Companies Manage a Limited Volume and Variety of Data Today
While the industry expects to leverage a greater range of patient data in clinical trials, today companies are primarily managing electronic case report form (eCRF) data in their primary EDC system. In three years, 93% of respondents aim to use electronic patient reported outcomes (ePRO) and electronic clinical outcomes assessment (eCOA) as sources, but today that data makes up only 4% of the total data managed in EDC. Similarly, 76% plan to use mHealth data as a source, but only 10% are currently managing it in their primary EDC application and it represents just 0.3% of the total data managed in EDC.
The majority of data in EDC (78%) is eCRF, which only provides one dimension of data into a patient’s overall health. Moving forward, to collect and analyze a higher volume and variety of electronic data beyond just eCRF, there will be a greater need for EDC applications to better access and centralize clinical information.
“Clinical trials are more sophisticated and include a growing amount of patient data from many diverse sources. So trials are increasingly complex endeavors,” said Scott Fisher, Ph.D., executive director of emerging therapies at Intrexon Corporation. “The overall volume of data we collect is rising dramatically as we take advantage of mHealth to accumulate billions of data points per patient.

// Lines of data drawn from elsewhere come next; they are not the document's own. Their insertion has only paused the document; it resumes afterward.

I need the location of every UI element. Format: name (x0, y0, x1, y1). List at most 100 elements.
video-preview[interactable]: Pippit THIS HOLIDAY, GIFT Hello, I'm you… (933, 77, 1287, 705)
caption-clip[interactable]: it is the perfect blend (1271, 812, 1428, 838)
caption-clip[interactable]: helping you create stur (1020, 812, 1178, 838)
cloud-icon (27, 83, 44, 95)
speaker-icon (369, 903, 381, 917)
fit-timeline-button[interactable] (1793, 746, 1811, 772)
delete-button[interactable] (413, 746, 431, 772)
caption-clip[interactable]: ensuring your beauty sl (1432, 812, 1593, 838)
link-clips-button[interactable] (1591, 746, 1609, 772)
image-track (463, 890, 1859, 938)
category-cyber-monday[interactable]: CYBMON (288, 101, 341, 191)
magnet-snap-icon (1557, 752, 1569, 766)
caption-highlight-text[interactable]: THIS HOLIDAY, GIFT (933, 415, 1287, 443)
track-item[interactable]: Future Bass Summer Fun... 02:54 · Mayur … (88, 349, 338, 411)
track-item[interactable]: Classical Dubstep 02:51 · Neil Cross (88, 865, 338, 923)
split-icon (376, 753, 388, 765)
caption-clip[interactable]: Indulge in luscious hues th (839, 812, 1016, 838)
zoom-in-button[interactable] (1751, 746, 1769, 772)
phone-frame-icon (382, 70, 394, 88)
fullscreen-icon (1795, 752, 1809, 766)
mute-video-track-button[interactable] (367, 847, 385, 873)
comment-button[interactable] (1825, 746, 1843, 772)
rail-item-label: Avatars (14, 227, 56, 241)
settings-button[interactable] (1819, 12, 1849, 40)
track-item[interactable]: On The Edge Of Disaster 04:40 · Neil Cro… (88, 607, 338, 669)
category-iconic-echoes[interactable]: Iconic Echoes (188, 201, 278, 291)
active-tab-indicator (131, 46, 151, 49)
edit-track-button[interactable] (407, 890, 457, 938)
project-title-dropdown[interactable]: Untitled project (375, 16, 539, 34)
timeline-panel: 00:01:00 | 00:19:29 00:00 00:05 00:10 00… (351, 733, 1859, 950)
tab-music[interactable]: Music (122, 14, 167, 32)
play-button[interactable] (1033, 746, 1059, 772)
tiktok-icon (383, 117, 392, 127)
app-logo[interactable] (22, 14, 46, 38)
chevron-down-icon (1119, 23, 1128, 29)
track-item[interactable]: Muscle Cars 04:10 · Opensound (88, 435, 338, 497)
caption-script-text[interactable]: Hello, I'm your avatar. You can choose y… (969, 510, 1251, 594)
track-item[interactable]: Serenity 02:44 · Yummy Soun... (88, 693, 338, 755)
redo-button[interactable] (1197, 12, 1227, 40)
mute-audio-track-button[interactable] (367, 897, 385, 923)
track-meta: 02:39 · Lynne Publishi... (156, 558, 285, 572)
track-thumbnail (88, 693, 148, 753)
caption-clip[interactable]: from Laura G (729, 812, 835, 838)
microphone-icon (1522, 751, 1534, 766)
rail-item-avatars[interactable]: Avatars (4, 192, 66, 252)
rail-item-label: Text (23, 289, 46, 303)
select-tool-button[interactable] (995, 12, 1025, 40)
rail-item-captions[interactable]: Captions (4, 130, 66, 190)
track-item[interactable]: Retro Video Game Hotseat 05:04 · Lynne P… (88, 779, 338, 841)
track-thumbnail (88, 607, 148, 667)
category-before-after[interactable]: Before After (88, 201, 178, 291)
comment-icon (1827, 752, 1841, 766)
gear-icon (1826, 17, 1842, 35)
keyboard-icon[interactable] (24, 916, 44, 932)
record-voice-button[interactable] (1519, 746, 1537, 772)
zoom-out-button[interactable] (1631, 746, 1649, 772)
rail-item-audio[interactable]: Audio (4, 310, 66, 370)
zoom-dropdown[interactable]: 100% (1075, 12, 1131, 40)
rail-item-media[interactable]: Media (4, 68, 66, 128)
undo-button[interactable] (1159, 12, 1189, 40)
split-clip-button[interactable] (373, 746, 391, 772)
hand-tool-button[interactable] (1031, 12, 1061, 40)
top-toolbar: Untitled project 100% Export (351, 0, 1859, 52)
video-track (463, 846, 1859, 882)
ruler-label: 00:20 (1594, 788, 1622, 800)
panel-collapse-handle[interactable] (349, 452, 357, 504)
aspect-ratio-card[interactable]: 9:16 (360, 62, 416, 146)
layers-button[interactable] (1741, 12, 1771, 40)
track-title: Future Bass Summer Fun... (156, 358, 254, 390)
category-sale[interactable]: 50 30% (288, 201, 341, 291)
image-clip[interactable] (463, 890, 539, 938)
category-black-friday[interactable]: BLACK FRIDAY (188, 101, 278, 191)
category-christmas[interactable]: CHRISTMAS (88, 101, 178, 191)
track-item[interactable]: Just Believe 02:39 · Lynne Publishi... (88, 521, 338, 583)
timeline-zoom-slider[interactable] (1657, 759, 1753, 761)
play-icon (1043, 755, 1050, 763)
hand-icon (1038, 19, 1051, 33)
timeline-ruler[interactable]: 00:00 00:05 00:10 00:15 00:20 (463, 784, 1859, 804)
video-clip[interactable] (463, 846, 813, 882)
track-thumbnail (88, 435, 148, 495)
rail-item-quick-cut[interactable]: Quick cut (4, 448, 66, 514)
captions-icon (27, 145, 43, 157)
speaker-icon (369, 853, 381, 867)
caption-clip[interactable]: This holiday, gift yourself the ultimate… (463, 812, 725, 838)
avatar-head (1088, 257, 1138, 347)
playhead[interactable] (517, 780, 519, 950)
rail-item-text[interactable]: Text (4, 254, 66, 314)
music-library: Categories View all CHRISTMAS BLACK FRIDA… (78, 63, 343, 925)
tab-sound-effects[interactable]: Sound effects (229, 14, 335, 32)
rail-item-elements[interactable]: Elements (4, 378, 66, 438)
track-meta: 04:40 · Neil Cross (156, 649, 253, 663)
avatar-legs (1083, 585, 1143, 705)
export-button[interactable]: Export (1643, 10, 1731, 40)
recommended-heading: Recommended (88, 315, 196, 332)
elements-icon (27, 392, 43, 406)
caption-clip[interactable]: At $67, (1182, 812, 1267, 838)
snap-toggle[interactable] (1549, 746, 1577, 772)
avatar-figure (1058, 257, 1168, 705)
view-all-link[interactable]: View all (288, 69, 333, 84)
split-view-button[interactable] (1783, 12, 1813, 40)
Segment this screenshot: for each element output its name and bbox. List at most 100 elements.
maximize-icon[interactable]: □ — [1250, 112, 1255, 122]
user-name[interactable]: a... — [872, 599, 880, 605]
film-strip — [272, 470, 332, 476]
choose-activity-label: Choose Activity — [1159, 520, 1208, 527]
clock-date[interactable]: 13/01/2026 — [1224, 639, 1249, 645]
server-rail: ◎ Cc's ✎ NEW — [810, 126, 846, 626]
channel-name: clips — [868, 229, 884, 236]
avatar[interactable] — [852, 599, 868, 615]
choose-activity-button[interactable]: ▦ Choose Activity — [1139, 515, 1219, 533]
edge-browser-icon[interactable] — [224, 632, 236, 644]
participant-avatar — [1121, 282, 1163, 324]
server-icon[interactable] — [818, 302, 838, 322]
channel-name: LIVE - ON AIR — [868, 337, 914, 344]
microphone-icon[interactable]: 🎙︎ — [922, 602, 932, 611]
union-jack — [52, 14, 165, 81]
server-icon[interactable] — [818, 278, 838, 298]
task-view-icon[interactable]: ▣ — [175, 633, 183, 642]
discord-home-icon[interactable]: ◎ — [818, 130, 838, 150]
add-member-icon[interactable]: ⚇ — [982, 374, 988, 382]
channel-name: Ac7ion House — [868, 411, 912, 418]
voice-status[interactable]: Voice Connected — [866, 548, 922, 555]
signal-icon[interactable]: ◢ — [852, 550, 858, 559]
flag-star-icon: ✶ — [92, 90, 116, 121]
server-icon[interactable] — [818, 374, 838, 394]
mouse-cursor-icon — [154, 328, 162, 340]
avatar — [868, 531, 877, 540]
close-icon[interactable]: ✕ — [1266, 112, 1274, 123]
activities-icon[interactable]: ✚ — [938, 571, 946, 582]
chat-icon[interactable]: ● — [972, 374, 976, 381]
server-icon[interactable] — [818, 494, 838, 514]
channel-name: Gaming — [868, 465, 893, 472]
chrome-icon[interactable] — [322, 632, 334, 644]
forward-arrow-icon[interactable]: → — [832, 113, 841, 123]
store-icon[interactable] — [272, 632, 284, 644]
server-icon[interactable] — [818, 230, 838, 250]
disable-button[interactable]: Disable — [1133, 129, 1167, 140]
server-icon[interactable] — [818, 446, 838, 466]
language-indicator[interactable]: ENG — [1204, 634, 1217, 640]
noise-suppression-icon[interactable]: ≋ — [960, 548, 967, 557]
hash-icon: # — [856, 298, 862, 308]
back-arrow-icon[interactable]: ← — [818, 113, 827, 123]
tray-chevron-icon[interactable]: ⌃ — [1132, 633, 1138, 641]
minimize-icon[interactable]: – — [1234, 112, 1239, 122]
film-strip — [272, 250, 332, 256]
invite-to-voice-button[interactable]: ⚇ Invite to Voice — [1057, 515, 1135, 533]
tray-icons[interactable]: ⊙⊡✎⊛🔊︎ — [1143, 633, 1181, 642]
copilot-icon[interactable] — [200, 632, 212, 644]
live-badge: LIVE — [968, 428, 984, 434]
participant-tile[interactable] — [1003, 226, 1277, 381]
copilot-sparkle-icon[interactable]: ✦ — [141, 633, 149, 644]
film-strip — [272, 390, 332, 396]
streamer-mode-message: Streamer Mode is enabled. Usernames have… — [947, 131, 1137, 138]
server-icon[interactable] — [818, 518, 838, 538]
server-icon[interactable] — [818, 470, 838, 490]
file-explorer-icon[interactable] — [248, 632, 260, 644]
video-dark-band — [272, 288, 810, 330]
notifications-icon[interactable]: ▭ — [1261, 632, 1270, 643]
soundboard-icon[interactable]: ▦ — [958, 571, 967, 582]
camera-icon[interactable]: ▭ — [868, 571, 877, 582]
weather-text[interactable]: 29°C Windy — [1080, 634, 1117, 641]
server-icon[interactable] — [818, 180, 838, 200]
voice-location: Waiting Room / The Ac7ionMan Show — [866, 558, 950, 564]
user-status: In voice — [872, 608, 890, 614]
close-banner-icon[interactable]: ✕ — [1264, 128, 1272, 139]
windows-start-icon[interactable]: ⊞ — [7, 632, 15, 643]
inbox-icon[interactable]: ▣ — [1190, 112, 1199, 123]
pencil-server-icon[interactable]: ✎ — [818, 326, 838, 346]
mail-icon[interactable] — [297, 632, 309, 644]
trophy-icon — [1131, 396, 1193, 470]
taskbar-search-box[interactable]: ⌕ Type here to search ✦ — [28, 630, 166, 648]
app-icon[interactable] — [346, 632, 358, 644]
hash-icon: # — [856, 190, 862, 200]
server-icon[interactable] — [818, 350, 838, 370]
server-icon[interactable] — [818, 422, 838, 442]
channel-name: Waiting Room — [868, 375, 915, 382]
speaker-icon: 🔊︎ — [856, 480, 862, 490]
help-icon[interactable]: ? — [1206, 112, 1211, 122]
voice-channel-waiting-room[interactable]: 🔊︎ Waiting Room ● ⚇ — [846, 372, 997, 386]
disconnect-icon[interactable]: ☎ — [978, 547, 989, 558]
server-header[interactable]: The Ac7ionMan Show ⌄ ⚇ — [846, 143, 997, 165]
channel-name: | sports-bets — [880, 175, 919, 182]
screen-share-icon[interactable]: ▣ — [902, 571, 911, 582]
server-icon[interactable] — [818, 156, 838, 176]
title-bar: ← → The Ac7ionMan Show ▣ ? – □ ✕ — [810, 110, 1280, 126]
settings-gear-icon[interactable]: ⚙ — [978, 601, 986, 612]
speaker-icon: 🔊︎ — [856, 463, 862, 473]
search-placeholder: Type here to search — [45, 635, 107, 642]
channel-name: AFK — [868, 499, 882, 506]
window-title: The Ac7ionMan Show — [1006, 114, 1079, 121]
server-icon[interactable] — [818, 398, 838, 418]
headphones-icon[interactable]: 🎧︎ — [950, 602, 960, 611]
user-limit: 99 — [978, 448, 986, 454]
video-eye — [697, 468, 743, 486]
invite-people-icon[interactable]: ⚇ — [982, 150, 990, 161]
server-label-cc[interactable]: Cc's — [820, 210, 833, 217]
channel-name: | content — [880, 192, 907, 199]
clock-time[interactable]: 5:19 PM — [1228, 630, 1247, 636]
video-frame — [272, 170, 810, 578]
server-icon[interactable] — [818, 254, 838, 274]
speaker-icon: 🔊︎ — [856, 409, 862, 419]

Having a modern EDC system to bring this data together will be key to making accurate, real-time decisions and accelerating our clinical trials.”
Challenges with Clinical Data Management Systems
When asked about the single biggest challenge with their clinical data management systems today, most respondents cite cycle time (30%), including time from protocol completion to first patient, first visit (FPFV) and time from last patient, last visit (LPLV) to database lock. The time it takes from LPLV to database lock is approximately 36 days which, despite efforts to shorten, is even longer than it was more than 15 years ago (36 days vs. 33 days).
Cost was the second most prevalent challenge among respondents (29%), followed by the number of clinical systems (18%). The amount of companies that cite ‘number of systems’ as their single biggest challenge rises to 28% as trial volume increases. Respondents with high trial volumes have seven applications versus four for those with low trial volume. As companies manage more trials, the ability to unify applications and processes will become increasingly important in improving trial efficiency.
Specific to EDC, loading data into the primary EDC application is an issue for the majority (77%) of sponsors and CROs, and 66% of those point to EDC system or integration issues as the main cause. Data loading challenges risk becoming a larger problem as companies utilize more data from more sources over the next three years.
“Life sciences companies want to collect more data from more sources, but are experiencing challenges managing the data they have now,” said Richard Young, vice president of Veeva Vault EDC. “There is a significant opportunity for organizations to create a complete picture of their trials as new data points are generated or recorded so they can drive better decisions.”
The 2017 eClinical Landscape Study: Assessing Data Management Practices, Performance, and Challenges from Tufts Center for the Study of Drug Development, sponsored by Veeva Systems, reviews the state of data management in life sciences with an in-depth look at the insights and opinions of clinical data management professionals at more than 250 companies, including sponsors and CROs, with an average of 17 years of experience in clinical data management.
 Lamberti MJ, Kush R, Kubick W, Henderson C, Hinkson B, Kamenju P, Getz KA. An examination of eClinical technology usage and CDISC standards adoption. Therapeutic Innovation & Regulatory Science. 2015.